A década de 60 registrou o lançamento do LP Copinha e seu conjunto interpretam os sucessos de Pixinguinha (selo Philips, 1961), arranjos do homenageado e parcerias com Benedito Lacerda (Um a Zero, Sofres Porque Queres), João de Barro (Carinhoso), entre outras pérolas. Devido ao alto custo para se manter grupos orquestrais, graças ao seu talento e versatilidade, o flautista tornou-se presença constante em discos de uma nova geração de cantores e compositores, que incluía Beth Carvalho, Edu Lobo, Elton Medeiros, Marcos Valle, Paulinho da Viola.

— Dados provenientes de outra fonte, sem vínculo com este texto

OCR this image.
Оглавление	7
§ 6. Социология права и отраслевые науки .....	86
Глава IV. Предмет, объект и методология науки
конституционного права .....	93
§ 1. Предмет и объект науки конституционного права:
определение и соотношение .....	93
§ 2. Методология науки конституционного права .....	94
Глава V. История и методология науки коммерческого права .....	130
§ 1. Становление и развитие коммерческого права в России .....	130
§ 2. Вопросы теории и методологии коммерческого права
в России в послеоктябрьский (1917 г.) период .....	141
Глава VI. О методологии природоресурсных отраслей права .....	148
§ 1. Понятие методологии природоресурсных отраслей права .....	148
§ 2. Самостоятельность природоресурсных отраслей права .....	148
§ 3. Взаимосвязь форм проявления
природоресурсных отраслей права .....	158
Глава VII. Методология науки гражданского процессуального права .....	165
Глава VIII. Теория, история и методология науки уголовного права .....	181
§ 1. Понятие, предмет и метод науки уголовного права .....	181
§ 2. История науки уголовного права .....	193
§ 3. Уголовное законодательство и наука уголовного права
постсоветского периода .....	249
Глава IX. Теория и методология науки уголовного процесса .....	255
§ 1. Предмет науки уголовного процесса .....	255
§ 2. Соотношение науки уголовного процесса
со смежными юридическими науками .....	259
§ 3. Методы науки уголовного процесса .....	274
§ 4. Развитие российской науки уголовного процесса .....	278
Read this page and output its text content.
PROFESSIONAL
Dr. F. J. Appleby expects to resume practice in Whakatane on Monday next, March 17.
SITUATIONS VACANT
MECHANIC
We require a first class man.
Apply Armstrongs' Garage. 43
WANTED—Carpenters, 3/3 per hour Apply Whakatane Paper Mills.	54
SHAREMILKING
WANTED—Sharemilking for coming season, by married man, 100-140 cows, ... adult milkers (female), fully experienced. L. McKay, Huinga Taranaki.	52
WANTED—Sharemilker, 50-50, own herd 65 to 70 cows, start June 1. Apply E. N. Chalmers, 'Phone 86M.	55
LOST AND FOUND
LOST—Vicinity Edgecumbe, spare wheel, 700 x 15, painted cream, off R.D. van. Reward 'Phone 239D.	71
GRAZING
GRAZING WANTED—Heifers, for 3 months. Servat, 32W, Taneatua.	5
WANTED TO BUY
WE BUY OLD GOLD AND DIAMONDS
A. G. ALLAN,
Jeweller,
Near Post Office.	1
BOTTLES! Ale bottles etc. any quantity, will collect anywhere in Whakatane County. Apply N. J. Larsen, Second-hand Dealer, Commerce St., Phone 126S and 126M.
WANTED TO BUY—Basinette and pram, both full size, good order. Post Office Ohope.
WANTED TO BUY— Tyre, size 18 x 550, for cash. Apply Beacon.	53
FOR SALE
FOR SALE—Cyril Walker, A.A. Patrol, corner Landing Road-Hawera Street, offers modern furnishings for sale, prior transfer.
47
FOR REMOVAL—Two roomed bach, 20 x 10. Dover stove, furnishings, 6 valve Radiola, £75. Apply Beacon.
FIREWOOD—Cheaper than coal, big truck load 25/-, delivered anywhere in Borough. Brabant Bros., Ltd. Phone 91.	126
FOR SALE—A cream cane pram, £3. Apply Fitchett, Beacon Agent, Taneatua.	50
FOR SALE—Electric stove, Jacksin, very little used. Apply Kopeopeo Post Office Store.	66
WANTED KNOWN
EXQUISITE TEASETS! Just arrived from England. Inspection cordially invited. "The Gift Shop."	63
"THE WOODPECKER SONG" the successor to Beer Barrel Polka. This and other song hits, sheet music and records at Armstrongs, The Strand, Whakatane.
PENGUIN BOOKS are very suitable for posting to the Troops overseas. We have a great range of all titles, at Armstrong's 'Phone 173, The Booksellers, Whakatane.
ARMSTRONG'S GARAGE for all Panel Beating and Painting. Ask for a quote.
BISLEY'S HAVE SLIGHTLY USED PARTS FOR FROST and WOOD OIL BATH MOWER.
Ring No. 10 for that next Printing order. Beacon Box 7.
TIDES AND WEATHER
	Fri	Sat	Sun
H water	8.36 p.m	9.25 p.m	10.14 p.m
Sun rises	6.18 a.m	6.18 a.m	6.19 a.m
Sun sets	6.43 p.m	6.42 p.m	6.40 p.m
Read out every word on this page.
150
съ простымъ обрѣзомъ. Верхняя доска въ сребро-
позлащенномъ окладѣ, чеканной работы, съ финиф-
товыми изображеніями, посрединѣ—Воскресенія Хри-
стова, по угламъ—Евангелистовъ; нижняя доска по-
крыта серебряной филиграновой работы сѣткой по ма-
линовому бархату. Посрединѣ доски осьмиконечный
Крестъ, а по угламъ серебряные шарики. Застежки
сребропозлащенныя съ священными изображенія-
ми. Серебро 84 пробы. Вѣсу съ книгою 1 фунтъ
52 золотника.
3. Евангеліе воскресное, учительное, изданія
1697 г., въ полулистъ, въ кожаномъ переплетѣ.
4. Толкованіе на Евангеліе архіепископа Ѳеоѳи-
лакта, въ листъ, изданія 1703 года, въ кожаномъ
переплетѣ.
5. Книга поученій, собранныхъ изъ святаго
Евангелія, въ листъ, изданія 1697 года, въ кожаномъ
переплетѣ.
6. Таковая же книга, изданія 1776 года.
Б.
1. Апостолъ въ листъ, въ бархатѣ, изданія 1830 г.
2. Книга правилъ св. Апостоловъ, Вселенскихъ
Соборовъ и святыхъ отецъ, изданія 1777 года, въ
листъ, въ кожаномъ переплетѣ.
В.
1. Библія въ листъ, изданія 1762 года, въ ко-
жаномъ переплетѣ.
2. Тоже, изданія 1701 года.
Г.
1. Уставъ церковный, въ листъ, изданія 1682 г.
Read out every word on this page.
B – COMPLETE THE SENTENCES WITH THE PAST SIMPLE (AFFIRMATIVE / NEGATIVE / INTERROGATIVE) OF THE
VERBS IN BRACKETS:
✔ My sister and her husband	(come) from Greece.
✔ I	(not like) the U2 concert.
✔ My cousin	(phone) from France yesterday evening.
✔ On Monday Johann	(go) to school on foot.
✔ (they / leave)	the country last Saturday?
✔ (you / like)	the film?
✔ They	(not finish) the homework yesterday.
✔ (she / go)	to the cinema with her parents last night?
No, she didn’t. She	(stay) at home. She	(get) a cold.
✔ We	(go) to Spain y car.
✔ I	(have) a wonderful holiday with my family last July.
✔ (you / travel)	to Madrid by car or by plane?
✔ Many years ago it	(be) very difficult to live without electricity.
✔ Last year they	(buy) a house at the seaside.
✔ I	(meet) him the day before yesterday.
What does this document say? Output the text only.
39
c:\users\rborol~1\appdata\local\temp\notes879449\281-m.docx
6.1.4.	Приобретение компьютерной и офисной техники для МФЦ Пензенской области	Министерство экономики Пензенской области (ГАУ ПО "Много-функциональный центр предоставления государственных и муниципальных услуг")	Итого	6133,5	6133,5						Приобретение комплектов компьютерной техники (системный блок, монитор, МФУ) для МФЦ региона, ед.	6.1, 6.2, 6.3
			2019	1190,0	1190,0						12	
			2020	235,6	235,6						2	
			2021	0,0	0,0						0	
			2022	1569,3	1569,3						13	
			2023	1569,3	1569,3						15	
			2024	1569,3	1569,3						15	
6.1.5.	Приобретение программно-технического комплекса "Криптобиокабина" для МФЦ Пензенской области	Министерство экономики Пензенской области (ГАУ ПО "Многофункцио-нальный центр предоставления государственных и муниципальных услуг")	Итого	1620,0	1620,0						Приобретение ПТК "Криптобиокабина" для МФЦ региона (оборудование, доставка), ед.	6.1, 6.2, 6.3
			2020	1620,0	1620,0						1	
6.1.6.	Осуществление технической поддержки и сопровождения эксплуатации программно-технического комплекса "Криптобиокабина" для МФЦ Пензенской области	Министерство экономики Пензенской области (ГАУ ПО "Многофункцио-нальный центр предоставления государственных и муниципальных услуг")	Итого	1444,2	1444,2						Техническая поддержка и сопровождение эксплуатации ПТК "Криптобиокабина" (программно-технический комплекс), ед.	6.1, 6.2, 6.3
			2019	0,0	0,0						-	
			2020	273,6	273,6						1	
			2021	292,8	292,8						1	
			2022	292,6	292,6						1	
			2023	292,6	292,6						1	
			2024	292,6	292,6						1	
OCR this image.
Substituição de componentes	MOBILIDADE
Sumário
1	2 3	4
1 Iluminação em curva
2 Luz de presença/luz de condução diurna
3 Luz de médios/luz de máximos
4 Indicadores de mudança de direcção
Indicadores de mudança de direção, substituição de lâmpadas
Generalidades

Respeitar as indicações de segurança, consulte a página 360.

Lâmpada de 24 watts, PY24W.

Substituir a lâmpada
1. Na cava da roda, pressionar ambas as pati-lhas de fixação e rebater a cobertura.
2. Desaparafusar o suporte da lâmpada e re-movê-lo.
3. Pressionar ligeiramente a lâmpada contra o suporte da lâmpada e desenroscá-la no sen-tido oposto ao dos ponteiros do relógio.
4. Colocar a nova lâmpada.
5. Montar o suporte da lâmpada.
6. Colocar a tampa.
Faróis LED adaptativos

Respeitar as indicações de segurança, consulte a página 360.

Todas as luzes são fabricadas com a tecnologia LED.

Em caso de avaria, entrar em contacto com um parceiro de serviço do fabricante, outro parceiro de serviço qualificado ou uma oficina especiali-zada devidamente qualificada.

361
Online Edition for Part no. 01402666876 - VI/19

Em 1966, participou do histórico Os Afro-Sambas de Baden e Vinícius (selo Forma), ao lado da famosa dupla e do Quarteto em Cy.

Em comemoração aos 50 anos de carreira artística, foi editado o LP Copinha: Jubileu de Ouro (Som Livre, 1975/1999), um desfile de músicas representativas do repertório do mestre: Saia do Caminho (Custódio Mesquita, Evaldo Ruy), Primeiro Amor (Patápio Silva), as autorais Reconciliação, Lambada, e muito mais. Em 1977, participou do raro LP (duplo) Choro na Praça (selo WEA), gravado ao vivo no Teatro João Caetano/RJ, ao lado de outros notáveis instrumentistas, como Abel Ferreira (clarineta), Joel Nascimento (bandolim), Paulo Moura (sax), Waldir Azevedo (cavaquinho), Zé da Velha (trombone). Deve-se citar, entre outras peças: Sonoroso (K-Ximbinho, Del Loro), Leninha (Codó), O Amolador e Margarida (ambas de Copinha). Outra preciosidade ocorreu em 1979, quando o Museu da Imagem e do Som (MIS) gravou o LP Bonfiglio de Oliveira interpretado por Copinha e seu Conjunto: os choros Flamengo, Saudades de Guará e a valsa Glória, entre doze composições admiráveis.

Em 1981, sob a regência dos mestres Copinha e Radamés Gnattali (com participação especial), o selo CBS incluiu em seu catálogo o apaixonante LP Copinha: amando sempre: além da faixa título, é preciso mencionar Será Que É Isso, Saudade (de Carolina), e Remexendo (Radamés Gnattali).

Como compositor, arranjador, flautista (seu instrumento predileto), o versátil Copinha, de técnica apurada, a limpeza do som, extremamente criativo, foi sempre respeitado por músicos como Hermeto Pascoal, Tom Jobim, João Gilberto (antológico duo de flauta e violão na abertura do histórico Chega de Saudade, em 1974).

Faleceu um dia após completar 74 anos, em pleno domingo de carnaval. No velório, poucas pessoas e o amigo Paulinho da Viola. Nas ruas, o povo cantava e sambava.